Marketed to death


Most of us have need to ship equipment from time to time. FedEx has always prided themselves with their efficiency and speed, until this morning.

http://www.fedex.com/us/

I spent over an hour at their new web site. This due to new marketing cookies they are planting on our browsers. I am in the habit of checking to see what has been put on mine. When I saw the three from "doubleclick", I erased them.

When time came to print my manifest, the security function on Microsoft Internet Explorer crashed my computer.

Any Audiogon members that have occasion to use FedEx Internet Ship should be aware of this. Better yet, call and complain that instead of tracking our browsers they should be tracking our packages.
128x128Ag insider logo xs@2xalbertporter
FedEx has been a nightmare for me to deal with. Since I became a member about 5 weeks ago, I've spent about 6 hours on the phone with my FedEx rep and others just trying to schedule for 3 pickups.

Tremendous disorganization.

I believe their handling sensitivity and pricing are better than UPS, but at what cost?

-IMO
I have to say the I have been completely satisfied with FedEx and have never had a problem. UPS on the other hand has proven to be an acronym for Unusually Poor Service.
I am sad to hear you have had a problem with FedEx but I refuse to use UPS and I even pay more when buying to assure FedEx delivery. Good luck in the future.
Albert - nearly everyone out there tracks browser usage, so attacking FedEx for this is just tilting at windmills. Many sites plant site cookies not to track browser usage, but to store information about what you were interested in when you last visited that site, and use that info to tailor your next visit. In many cases, its completely benign and is done as a convenience for the customer. Doubleclick, however, is in the business of tracking your web browsing and I, like you, tend to remove these cookies when I discover them. Unfortunately, the doubleclick ads bring in revenue for the site, and as such tend to show up a lot on the web.

There are things you can do to protect yourself if you're concerned about having your browser usage tracked.

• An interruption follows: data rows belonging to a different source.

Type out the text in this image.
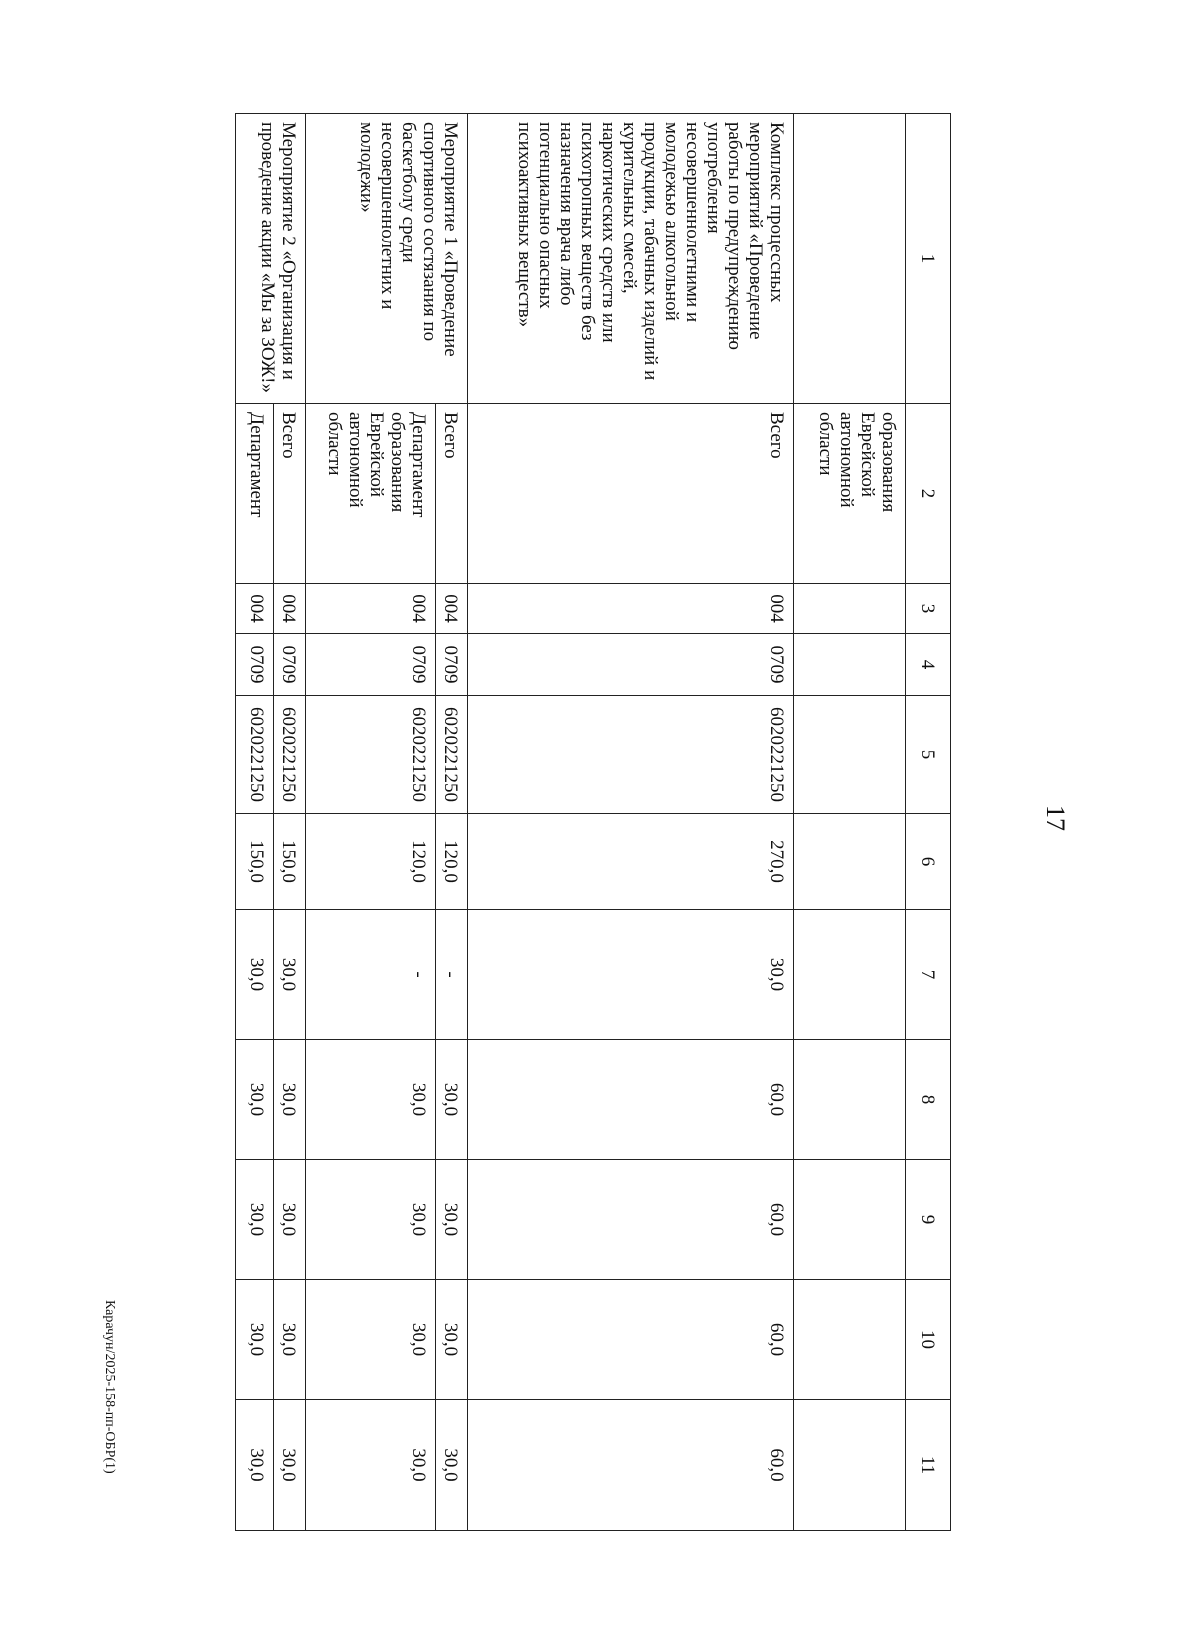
17
1	2	3	4	5	6	7	8	9	10	11
	образования Еврейской автономной области									
Комплекс процессных мероприятий «Проведение работы по предупреждению употребления несовершеннолетними и молодежью алкогольной продукции, табачных изделий и курительных смесей, наркотических средств или психотропных веществ без назначения врача либо потенциально опасных психоактивных веществ»	Всего	004	0709	6020221250	270,0	30,0	60,0	60,0	60,0	60,0
Мероприятие 1 «Проведение спортивного состязания по баскетболу среди несовершеннолетних и молодежи»	Всего	004	0709	6020221250	120,0	-	30,0	30,0	30,0	30,0
	Департамент образования Еврейской автономной области	004	0709	6020221250	120,0	-	30,0	30,0	30,0	30,0
Мероприятие 2 «Организация и проведение акции «Мы за ЗОЖ!»	Всего	004	0709	6020221250	150,0	30,0	30,0	30,0	30,0	30,0
	Департамент	004	0709	6020221250	150,0	30,0	30,0	30,0	30,0	30,0
Карачун/2025-158-пп-ОБР(1)
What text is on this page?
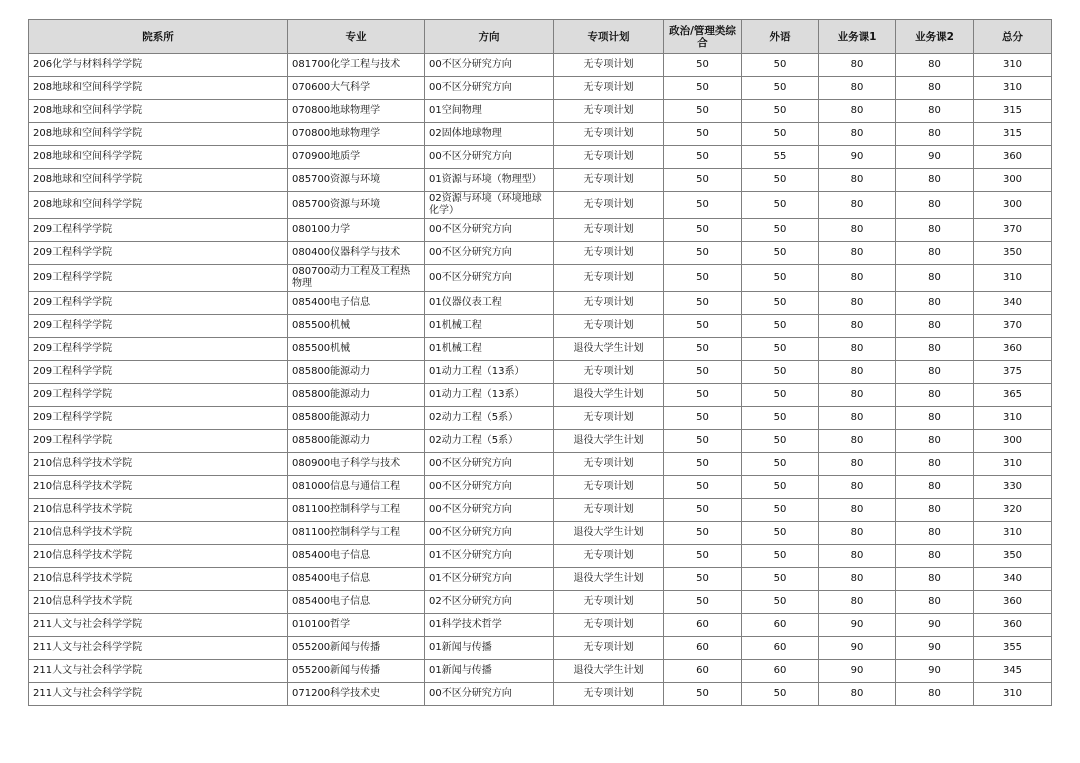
院系所	专业	方向	专项计划	政治/管理类综合	外语	业务课1	业务课2	总分
206化学与材料科学学院	081700化学工程与技术	00不区分研究方向	无专项计划	50	50	80	80	310
208地球和空间科学学院	070600大气科学	00不区分研究方向	无专项计划	50	50	80	80	310
208地球和空间科学学院	070800地球物理学	01空间物理	无专项计划	50	50	80	80	315
208地球和空间科学学院	070800地球物理学	02固体地球物理	无专项计划	50	50	80	80	315
208地球和空间科学学院	070900地质学	00不区分研究方向	无专项计划	50	55	90	90	360
208地球和空间科学学院	085700资源与环境	01资源与环境（物理型）	无专项计划	50	50	80	80	300
208地球和空间科学学院	085700资源与环境	02资源与环境（环境地球化学）	无专项计划	50	50	80	80	300
209工程科学学院	080100力学	00不区分研究方向	无专项计划	50	50	80	80	370
209工程科学学院	080400仪器科学与技术	00不区分研究方向	无专项计划	50	50	80	80	350
209工程科学学院	080700动力工程及工程热物理	00不区分研究方向	无专项计划	50	50	80	80	310
209工程科学学院	085400电子信息	01仪器仪表工程	无专项计划	50	50	80	80	340
209工程科学学院	085500机械	01机械工程	无专项计划	50	50	80	80	370
209工程科学学院	085500机械	01机械工程	退役大学生计划	50	50	80	80	360
209工程科学学院	085800能源动力	01动力工程（13系）	无专项计划	50	50	80	80	375
209工程科学学院	085800能源动力	01动力工程（13系）	退役大学生计划	50	50	80	80	365
209工程科学学院	085800能源动力	02动力工程（5系）	无专项计划	50	50	80	80	310
209工程科学学院	085800能源动力	02动力工程（5系）	退役大学生计划	50	50	80	80	300
210信息科学技术学院	080900电子科学与技术	00不区分研究方向	无专项计划	50	50	80	80	310
210信息科学技术学院	081000信息与通信工程	00不区分研究方向	无专项计划	50	50	80	80	330
210信息科学技术学院	081100控制科学与工程	00不区分研究方向	无专项计划	50	50	80	80	320
210信息科学技术学院	081100控制科学与工程	00不区分研究方向	退役大学生计划	50	50	80	80	310
210信息科学技术学院	085400电子信息	01不区分研究方向	无专项计划	50	50	80	80	350
210信息科学技术学院	085400电子信息	01不区分研究方向	退役大学生计划	50	50	80	80	340
210信息科学技术学院	085400电子信息	02不区分研究方向	无专项计划	50	50	80	80	360
211人文与社会科学学院	010100哲学	01科学技术哲学	无专项计划	60	60	90	90	360
211人文与社会科学学院	055200新闻与传播	01新闻与传播	无专项计划	60	60	90	90	355
211人文与社会科学学院	055200新闻与传播	01新闻与传播	退役大学生计划	60	60	90	90	345
211人文与社会科学学院	071200科学技术史	00不区分研究方向	无专项计划	50	50	80	80	310
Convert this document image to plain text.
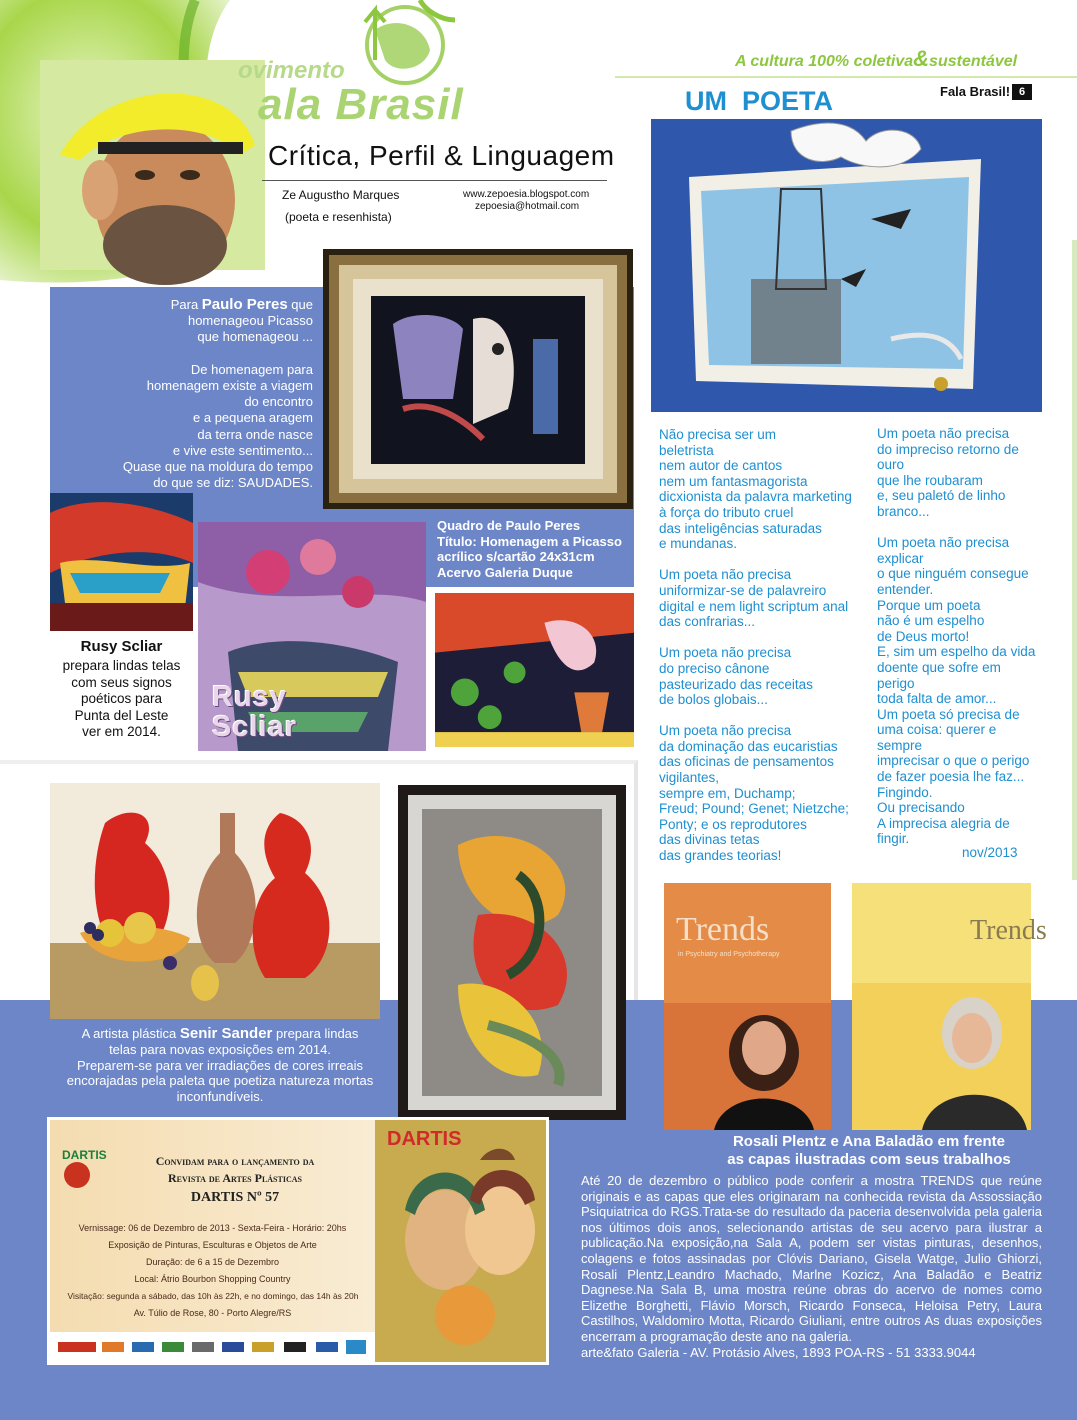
ovimento
ala Brasil
A cultura 100% coletiva&sustentável
Fala Brasil! 6
Crítica, Perfil & Linguagem
Ze Augustho Marques
(poeta e resenhista)
www.zepoesia.blogspot.com
zepoesia@hotmail.com
UM  POETA
Não precisa ser um
beletrista
nem autor de cantos
nem um fantasmagorista
dicxionista da palavra marketing
à força do tributo cruel
das inteligências saturadas
e mundanas.

Um poeta não precisa
uniformizar-se de palavreiro
digital e nem light scriptum anal
das confrarias...

Um poeta não precisa
do preciso cânone
pasteurizado das receitas
de bolos globais...

Um poeta não precisa
da dominação das eucaristias
das oficinas de pensamentos
vigilantes,
sempre em, Duchamp;
Freud; Pound; Genet; Nietzche;
Ponty; e os reprodutores
das divinas tetas
das grandes teorias!
Um poeta não precisa
do impreciso retorno de
ouro
que lhe roubaram
e, seu paletó de linho
branco...

Um poeta não precisa
explicar
o que ninguém consegue
entender.
Porque um poeta
não é um espelho
de Deus morto!
E, sim um espelho da vida
doente que sofre em
perigo
toda falta de amor...
Um poeta só precisa de
uma coisa: querer e
sempre
imprecisar o que o perigo
de fazer poesia lhe faz...
Fingindo.
Ou precisando
A imprecisa alegria de
fingir.
nov/2013
Para Paulo Peres que
homenageou Picasso
que homenageou ...

De homenagem para
homenagem existe a viagem
do encontro
e a pequena aragem
da terra onde nasce
e vive este sentimento...
Quase que na moldura do tempo
do que se diz: SAUDADES.
Quadro de Paulo Peres
Título: Homenagem a Picasso
acrílico s/cartão 24x31cm
Acervo Galeria Duque
Rusy Scliar
prepara lindas telas
com seus signos
poéticos para
Punta del Leste
ver em 2014.
Rusy
Scliar
A artista plástica Senir Sander prepara lindas
telas para novas exposições em 2014.
Preparem-se para ver irradiações de cores irreais
encorajadas pela paleta que poetiza natureza mortas
inconfundíveis.
Trends
in Psychiatry and Psychotherapy
Trends
Rosali Plentz e Ana Baladão em frente
as capas ilustradas com seus trabalhos
Até 20 de dezembro o público pode conferir a mostra TRENDS que reúne originais e as capas que eles originaram na conhecida revista da Assossiação Psiquiatrica do RGS.Trata-se do resultado da paceria desenvolvida pela galeria nos últimos dois anos, selecionando artistas de seu acervo para ilustrar a publicação.Na exposição,na Sala A, podem ser vistas pinturas, desenhos, colagens e fotos assinadas por Clóvis Dariano, Gisela Watge, Julio Ghiorzi, Rosali Plentz,Leandro Machado, Marlne Kozicz, Ana Baladão e Beatriz Dagnese.Na Sala B, uma mostra reúne obras do acervo de nomes como Elizethe Borghetti, Flávio Morsch, Ricardo Fonseca, Heloisa Petry, Laura Castilhos, Waldomiro Motta, Ricardo Giuliani, entre outros As duas exposições encerram a programação deste ano na galeria.
arte&fato Galeria - AV. Protásio Alves, 1893 POA-RS - 51 3333.9044
DARTIS	Convidam para o lançamento da
Revista de Artes Plásticas
DARTIS Nº 57
Vernissage: 06 de Dezembro de 2013 - Sexta-Feira - Horário: 20hs
Exposição de Pinturas, Esculturas e Objetos de Arte
Duração: de 6 a 15 de Dezembro
Local: Átrio Bourbon Shopping Country
Visitação: segunda a sábado, das 10h às 22h, e no domingo, das 14h às 20h
Av. Túlio de Rose, 80 - Porto Alegre/RS
DARTIS
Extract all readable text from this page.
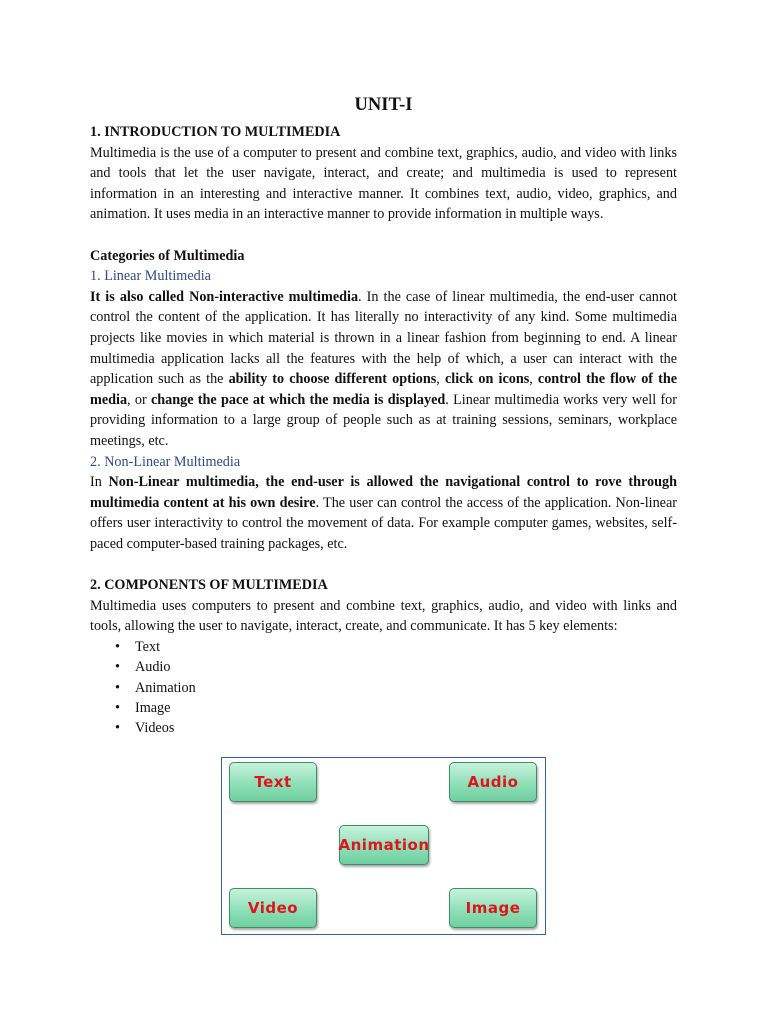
UNIT-I
1. INTRODUCTION TO MULTIMEDIA

Multimedia is the use of a computer to present and combine text, graphics, audio, and video with links and tools that let the user navigate, interact, and create; and multimedia is used to represent information in an interesting and interactive manner. It combines text, audio, video, graphics, and animation. It uses media in an interactive manner to provide information in multiple ways.

Categories of Multimedia
1. Linear Multimedia

It is also called Non-interactive multimedia. In the case of linear multimedia, the end-user cannot control the content of the application. It has literally no interactivity of any kind. Some multimedia projects like movies in which material is thrown in a linear fashion from beginning to end. A linear multimedia application lacks all the features with the help of which, a user can interact with the application such as the ability to choose different options, click on icons, control the flow of the media, or change the pace at which the media is displayed. Linear multimedia works very well for providing information to a large group of people such as at training sessions, seminars, workplace meetings, etc.

2. Non-Linear Multimedia

In Non-Linear multimedia, the end-user is allowed the navigational control to rove through multimedia content at his own desire. The user can control the access of the application. Non-linear offers user interactivity to control the movement of data. For example computer games, websites, self-paced computer-based training packages, etc.

2. COMPONENTS OF MULTIMEDIA

Multimedia uses computers to present and combine text, graphics, audio, and video with links and tools, allowing the user to navigate, interact, create, and communicate. It has 5 key elements:

• Text
• Audio
• Animation
• Image
• Videos
Text	Audio
Animation
Video	Image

Unfortunately, IE doesn't provide much in the way of convenient protection, so I use one of the Mozilla variants instead (Mozilla 1.2, Netscape 7, Phoenix*, Chimera) that allow you to selectively block cookies from domains you want to avoid (like ad.doubleclick.com). Not a huge amount of protection from the zillions of cookies out there, but at least I can stop the most pervasive ones.

Sadly, with respect to having our web usage tracked, catalogued, and analyzed, I think we've pretty much already lost the battle. But, I like to keep up the fight anyway, if only for show ;-).